Honda Motor Co., Toshiba Corp. and Mitsubishi Electric Corp. are among exporters which announced plans to increase investment this fiscal year. Honda Motor, targeting to sell a record number of vehicles this year, plans to bolster spending 18 percent to 700 billion yen in the year ending March 2014, it said last month. The automaker is focusing on investing in factories in Mexico and Thailand, it said.
“We want to establish operations” in these newly developing countries as soon as possible, Tetsuo Iwamura, Honda’s executive vice president and chief operating officer for North America, said at an April 28 briefing.
The central bank has doubled government bond purchases to more than 7 trillion yen a month, marking an expansion of monetary stimulus that was larger than analysts expected and one that is aimed at achieving 2 percent inflation in two years.
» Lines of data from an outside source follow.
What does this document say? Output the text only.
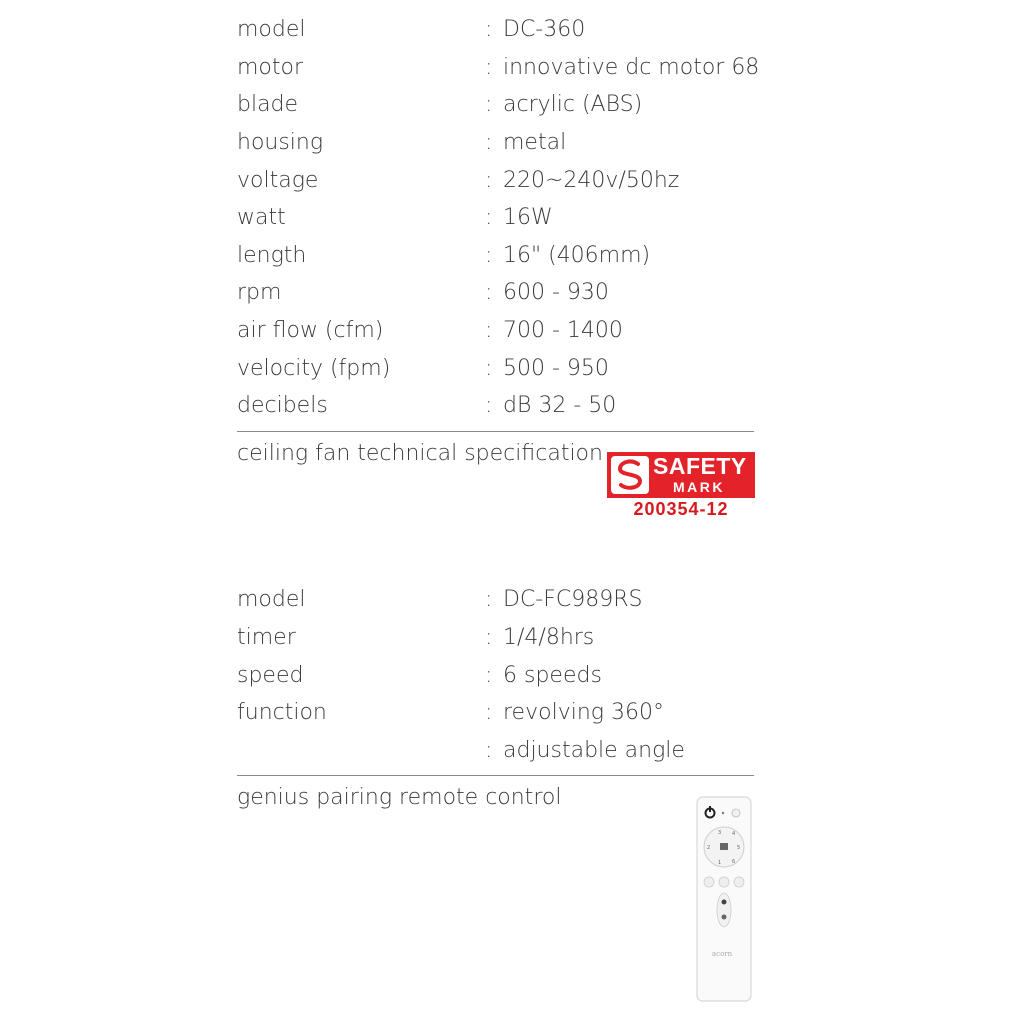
model	: DC-360
motor	: innovative dc motor 68
blade	: acrylic (ABS)
housing	: metal
voltage	: 220~240v/50hz
watt	: 16W
length	: 16" (406mm)
rpm	: 600 - 930
air flow (cfm)	: 700 - 1400
velocity (fpm)	: 500 - 950
decibels	: dB 32 - 50
ceiling fan technical specification SAFETY
MARK
200354-12
model	: DC-FC989RS
timer	: 1/4/8hrs
speed	: 6 speeds
function	: revolving 360°
: adjustable angle
genius pairing remote control
3 4
2	5
1 6
acorn
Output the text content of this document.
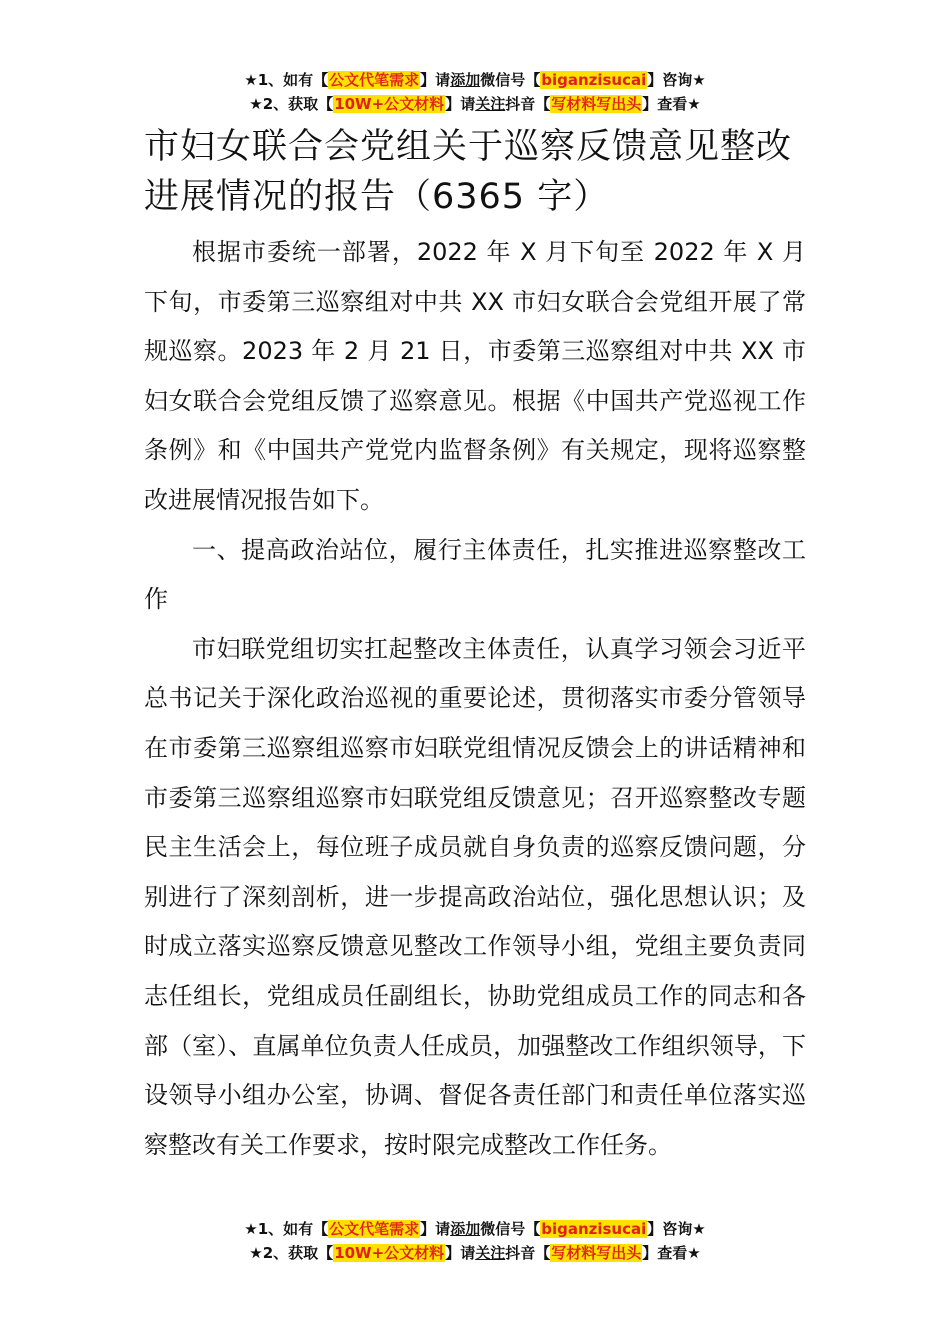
★1、如有【公文代笔需求】请添加微信号【biganzisucai】咨询★
★2、获取【10W+公文材料】请关注抖音【写材料写出头】查看★
市妇女联合会党组关于巡察反馈意见整改进展情况的报告（6365 字）

根据市委统一部署，2022 年 X 月下旬至 2022 年 X 月下旬，市委第三巡察组对中共 XX 市妇女联合会党组开展了常规巡察。2023 年 2 月 21 日，市委第三巡察组对中共 XX 市妇女联合会党组反馈了巡察意见。根据《中国共产党巡视工作条例》和《中国共产党党内监督条例》有关规定，现将巡察整改进展情况报告如下。

一、提高政治站位，履行主体责任，扎实推进巡察整改工作

市妇联党组切实扛起整改主体责任，认真学习领会习近平总书记关于深化政治巡视的重要论述，贯彻落实市委分管领导在市委第三巡察组巡察市妇联党组情况反馈会上的讲话精神和市委第三巡察组巡察市妇联党组反馈意见；召开巡察整改专题民主生活会上，每位班子成员就自身负责的巡察反馈问题，分别进行了深刻剖析，进一步提高政治站位，强化思想认识；及时成立落实巡察反馈意见整改工作领导小组，党组主要负责同志任组长，党组成员任副组长，协助党组成员工作的同志和各部（室）、直属单位负责人任成员，加强整改工作组织领导，下设领导小组办公室，协调、督促各责任部门和责任单位落实巡察整改有关工作要求，按时限完成整改工作任务。

★1、如有【公文代笔需求】请添加微信号【biganzisucai】咨询★
★2、获取【10W+公文材料】请关注抖音【写材料写出头】查看★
Abe said in a speech in Tokyo May 17 he aims to get annual private investment back to 70 trillion yen, the level before the 2008 financial crisis, via deregulation, taxes, spending, and equipment leasing deals. He also outlined a target of tripling infrastructure exports to about 30 trillion yen by 2020. Abe has said he will reveal his full growth plan ahead of the Group of Eight summit in Northern Ireland on June 17-18.
Japan’s first-quarter gross domestic product increased an annualized 3.5 percent, versus 1 percent growth in the last three months of 2012, according to the Cabinet Office numbers. The economy is expected to expand 3 percent in the current three-month period, according to data compiled by Bloomberg.